From a mesmeric piece on Robert Caro, biographer of Lyndon Baines Johnson, in Esquire:
It’s important to him that each of Caro’s books looks and feels the same as the previous one and the next. He wants them to be built to last. Unfortunately, book building is another dying art. Bindings are glued instead of stitched; most hardcovers are made from paper rather than cloth; hinges aren’t as sharp as they used to be and half rounds aren’t as tight. “These are just things that have been lost in the march of time,” Hughes says. Today, he looks at books and sees weakness as often as he sees beauty.
He sees it especially in something he calls “mousetrapping,” one of our invisible modern plagues. He opens the three Caro books to demonstrate: Each stays open on his desk. Each lies flat. Hughes then finds a more recent book, and no matter how much he cracks its spine, it wants to snap shut. “It’s like we’re asking readers to close them,” he says.

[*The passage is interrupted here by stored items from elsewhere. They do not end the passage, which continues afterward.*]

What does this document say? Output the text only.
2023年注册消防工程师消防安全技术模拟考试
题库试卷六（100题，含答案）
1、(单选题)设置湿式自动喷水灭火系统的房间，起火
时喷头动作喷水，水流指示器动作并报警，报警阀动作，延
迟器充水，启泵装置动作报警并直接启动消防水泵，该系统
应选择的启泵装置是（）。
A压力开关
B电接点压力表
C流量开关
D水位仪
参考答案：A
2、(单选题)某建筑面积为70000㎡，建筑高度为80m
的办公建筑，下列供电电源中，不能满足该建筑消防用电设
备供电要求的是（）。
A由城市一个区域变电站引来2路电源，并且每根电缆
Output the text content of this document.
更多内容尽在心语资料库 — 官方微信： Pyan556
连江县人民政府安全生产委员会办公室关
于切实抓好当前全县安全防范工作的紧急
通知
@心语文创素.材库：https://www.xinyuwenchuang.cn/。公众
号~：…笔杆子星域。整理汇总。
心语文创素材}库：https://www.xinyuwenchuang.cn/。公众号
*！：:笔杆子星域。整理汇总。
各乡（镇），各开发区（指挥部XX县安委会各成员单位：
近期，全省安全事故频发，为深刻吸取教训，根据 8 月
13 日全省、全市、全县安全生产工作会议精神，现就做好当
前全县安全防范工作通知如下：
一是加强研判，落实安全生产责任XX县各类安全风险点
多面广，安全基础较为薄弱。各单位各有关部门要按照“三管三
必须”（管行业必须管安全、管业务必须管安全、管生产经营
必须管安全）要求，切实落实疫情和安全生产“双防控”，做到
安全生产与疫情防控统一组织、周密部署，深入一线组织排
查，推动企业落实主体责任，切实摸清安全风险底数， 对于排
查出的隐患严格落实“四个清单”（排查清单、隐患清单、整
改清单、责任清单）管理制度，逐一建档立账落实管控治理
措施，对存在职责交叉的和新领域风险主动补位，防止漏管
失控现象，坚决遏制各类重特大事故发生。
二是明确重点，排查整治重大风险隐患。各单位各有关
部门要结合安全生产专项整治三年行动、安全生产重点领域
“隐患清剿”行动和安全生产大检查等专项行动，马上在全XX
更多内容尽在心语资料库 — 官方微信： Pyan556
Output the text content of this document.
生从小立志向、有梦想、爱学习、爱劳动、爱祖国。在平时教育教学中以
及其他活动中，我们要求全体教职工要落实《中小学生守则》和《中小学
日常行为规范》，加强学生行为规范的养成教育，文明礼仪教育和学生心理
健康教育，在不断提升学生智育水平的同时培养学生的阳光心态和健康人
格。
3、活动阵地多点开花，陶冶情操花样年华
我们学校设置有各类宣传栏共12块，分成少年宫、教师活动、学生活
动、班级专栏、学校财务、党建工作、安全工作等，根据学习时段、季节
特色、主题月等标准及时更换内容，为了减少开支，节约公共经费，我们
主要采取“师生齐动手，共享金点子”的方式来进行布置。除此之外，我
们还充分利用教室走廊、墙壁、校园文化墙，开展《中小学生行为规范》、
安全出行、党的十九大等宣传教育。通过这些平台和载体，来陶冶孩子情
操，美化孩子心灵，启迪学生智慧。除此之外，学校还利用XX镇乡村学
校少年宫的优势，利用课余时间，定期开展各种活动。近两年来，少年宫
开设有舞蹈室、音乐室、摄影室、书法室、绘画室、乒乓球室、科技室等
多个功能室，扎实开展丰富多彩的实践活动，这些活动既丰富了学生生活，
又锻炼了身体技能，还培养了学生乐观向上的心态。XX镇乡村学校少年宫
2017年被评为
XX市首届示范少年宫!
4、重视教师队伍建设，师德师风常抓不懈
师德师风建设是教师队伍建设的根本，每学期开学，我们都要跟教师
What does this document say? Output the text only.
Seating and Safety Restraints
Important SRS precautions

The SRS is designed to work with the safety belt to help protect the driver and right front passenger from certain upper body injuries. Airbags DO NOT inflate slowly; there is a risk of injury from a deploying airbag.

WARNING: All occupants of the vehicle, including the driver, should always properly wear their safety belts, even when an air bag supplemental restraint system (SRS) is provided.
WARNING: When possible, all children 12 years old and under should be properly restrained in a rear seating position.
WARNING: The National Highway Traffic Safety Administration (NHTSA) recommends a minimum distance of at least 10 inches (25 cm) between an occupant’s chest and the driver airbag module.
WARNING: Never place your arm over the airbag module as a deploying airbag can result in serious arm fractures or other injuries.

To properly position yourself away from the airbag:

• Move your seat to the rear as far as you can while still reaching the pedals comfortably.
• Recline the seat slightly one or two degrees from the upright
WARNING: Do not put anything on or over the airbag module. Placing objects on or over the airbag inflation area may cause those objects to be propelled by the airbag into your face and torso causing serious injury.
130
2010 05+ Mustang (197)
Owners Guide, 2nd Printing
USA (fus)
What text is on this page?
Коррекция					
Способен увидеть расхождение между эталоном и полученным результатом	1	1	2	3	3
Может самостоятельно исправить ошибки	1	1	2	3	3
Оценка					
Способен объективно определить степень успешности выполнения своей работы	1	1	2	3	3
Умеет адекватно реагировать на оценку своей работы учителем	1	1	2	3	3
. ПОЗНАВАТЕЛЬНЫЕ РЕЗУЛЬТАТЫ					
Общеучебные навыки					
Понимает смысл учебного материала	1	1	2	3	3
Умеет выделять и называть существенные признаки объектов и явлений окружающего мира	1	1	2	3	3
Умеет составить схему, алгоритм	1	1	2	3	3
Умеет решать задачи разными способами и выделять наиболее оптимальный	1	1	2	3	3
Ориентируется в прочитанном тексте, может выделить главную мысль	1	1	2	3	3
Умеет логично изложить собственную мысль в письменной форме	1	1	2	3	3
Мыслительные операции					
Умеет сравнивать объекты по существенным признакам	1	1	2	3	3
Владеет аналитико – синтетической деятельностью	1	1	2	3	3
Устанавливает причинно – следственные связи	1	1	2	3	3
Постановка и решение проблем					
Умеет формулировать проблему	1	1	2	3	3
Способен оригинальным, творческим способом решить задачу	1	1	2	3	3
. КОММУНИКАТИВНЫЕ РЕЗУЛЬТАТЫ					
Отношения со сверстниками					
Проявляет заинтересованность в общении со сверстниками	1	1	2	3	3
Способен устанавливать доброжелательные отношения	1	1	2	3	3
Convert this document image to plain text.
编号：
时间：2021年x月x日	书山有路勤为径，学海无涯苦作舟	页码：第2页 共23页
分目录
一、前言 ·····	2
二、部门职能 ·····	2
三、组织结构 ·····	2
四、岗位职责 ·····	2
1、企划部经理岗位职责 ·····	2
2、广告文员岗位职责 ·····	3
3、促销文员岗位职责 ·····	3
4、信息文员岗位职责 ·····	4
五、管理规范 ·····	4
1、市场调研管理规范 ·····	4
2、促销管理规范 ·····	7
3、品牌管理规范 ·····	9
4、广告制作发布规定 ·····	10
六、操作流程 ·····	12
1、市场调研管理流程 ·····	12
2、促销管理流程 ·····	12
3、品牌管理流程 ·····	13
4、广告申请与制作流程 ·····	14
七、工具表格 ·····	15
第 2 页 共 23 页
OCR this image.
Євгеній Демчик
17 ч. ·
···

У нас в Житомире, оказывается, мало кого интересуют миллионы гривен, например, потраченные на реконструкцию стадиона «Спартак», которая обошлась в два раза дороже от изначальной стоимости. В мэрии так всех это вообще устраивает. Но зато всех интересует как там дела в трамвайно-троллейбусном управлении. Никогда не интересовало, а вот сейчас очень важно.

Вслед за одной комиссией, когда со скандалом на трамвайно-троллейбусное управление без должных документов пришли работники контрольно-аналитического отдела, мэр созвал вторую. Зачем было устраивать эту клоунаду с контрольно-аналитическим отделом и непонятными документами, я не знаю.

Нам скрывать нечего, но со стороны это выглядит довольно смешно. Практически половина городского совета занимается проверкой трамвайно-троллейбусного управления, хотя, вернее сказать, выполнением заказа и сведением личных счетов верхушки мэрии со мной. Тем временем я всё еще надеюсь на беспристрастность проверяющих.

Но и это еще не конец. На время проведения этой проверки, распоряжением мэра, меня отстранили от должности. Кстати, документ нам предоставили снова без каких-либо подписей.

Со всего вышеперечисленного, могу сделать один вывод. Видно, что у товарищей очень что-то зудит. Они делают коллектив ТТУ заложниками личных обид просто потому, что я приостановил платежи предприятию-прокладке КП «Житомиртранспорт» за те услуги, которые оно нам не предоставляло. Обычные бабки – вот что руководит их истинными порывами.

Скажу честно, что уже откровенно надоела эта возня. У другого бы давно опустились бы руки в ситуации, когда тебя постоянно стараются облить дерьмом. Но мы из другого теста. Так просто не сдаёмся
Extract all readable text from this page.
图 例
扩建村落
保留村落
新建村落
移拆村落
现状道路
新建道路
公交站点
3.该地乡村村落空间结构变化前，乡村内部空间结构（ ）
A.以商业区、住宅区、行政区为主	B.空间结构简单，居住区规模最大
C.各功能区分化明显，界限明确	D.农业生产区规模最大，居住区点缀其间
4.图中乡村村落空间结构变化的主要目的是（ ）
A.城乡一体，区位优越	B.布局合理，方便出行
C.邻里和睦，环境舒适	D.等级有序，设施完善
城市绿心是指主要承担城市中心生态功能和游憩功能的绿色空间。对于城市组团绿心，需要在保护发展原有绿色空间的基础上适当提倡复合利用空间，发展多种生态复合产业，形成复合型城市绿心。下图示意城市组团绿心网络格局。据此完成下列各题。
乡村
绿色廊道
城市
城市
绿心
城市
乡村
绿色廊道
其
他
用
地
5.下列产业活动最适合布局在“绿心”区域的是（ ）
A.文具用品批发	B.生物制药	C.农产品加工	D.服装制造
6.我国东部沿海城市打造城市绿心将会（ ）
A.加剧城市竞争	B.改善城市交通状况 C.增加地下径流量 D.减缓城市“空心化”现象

The Passage of Power, Hughes says, will lie flat. He has a printer in Berryville, Virginia, that will make this book the way the others were made. It will be wrapped with the same thick black cloth, stamped with the same gold lettering, printed with the same pleasing wide gutter and colored endpaper. Hughes rises in his chair when he imagines it — he can picture himself opening those heavy cardboard boxes when they arrive from Virginia, hopefully sometime before May. “I’ll be absolutely thrilled. It’s pure joy for me, and it’s never gone away.”
I am not scared of the eBook. Technology will have its way with books as it does with many things. But that does not mean that the physical book, produced with loving care and all manner of technical and artisanal expertise, is not a minor work of art. It is.
Well-produced, the physical book is an aesthetic feast. The experience it affords is far superior to that of even a high-end eReader. That’s the irony with all of this publishing technology–for an industry entranced by aesthetics, the physical book, with its heft, and smell, and craftsmanship, far outpaces the eReader.
The current interest in “makers” and “artisans” shows that, much as many of us (including me) are thankful for certain technological advances like, say, the iPhone, we are also deeply interested in things made carefully, lovingly, and even at great cost.
What gives a better scriptural reading experience–pixels on a screen or a highly treasured physical Bible? For me it’s no contest.